Predictably, the poem depicts southerners, and by implication anyone who supported the government of the day, as selfish, callous and wicked. There is, of course, no mention of, nor allusion to, the facts that:

  • the mines were heavily subsidised to produce coal that was surplus to requirements
  • the National Union of Mineworkers had shown no compunction in allowing the lights and everything else to go out during two strikes in the 1970s (compelling the government, which fell as a result, to restrict industry to a 3-day working week)
  • the NUM leadership refused to hold a nationwide ballot of its members to approve strike action, as its own constitution demanded
  • large numbers of miners refused to strike from the beginning (for example 20,000 out of 27,000  miners in Nottinghamshire voted against strike action in their own ballot)
  • the Trades Union Congress (TUC) refused to sanction the strike
  • the NUM organised phalanxes of 'flying pickets' to intimidate workers at plants using coal into not working.
Now O'Brien can write whatever poems he likes, and it's all the same to me. But in picking this poem, in 3 out of 60, and allowing it to pass without comment, the BBC has failed in its duty of impartiality to the public who are supposed to own it, preferring to build relentlessly on Guardianista mythology. Nobody under about 40 relying on the BBC would know any different. That's wrong, and it's scary.

Saturday 3 March 2012

Toast of Surrey

Excellent time at the Yvonne Arnaud Theatre (patron: Consult Hyperion) last night!

Scanned Image 120630000

Wednesday 29 February 2012

The BBC manufactures news

Here is the BBC Radio 4's "The World This Weekend" from last Sunday.

http://www.bbc.co.uk/iplayer/episode/b01cj83k/The_World_This_Weekend_26_02_2012/

For those who don't know, it's BBC Radio's flagship current affairs programme, broadcast on Sunday lunchtime. It consists of a five minute news bulletin, followed by 25 minutes of discussion, interviews and analysis.

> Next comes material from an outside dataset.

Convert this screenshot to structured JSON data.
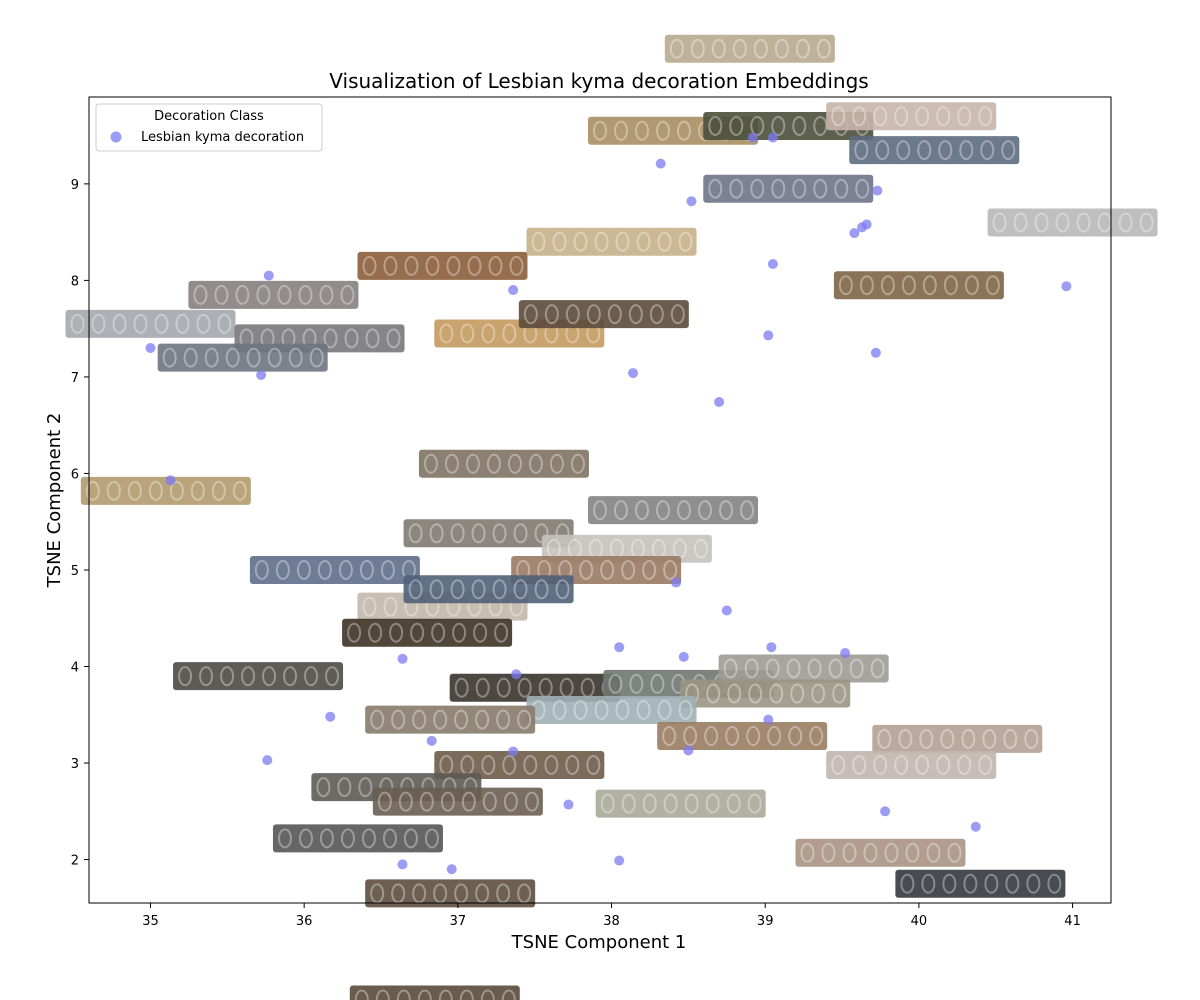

The second item on the news was that an ex-head of the National Health Service (appointed by the previous government), Nigel Crisp, "has told this programme" that the government's NHS reforms are a mess that will set the service back (etc, etc). And, sure enough, he said those things (amidst quite a lot that was considerably more emollient) in a segment after the news. His ex-boss, Labour's John Hutton, was also a part of the discussion and the tenor of his remarks was actually quite supportive of the coalition government's stance. I'd regard that as slightly more newsworthy: ex-Labour minister agrees with the Tories. Which seems to suggest that the BBC is more interested in highlighting anti-government views than pro-government views.

But that is incidental to my main point: short of John Humphrys running amok with a pump-action shotgun, what happens inside a BBC studio is not the news. On any proposition, it must be trivially easy to get somebody who used to be important to vent on the radio, for or against. There is an ex-senior civil servant who disagrees with a government policy. Big deal. If doctors plan to strike because of the reforms, that is news. If some clause of the government's bill gets voted down in parliament, that is news. Something has happened in the outside world, and it affects the public at large.

Of course, none of this would bother me if I weren't forced to pay for the BBC's inflated sense of importance and its tendentious news presentation.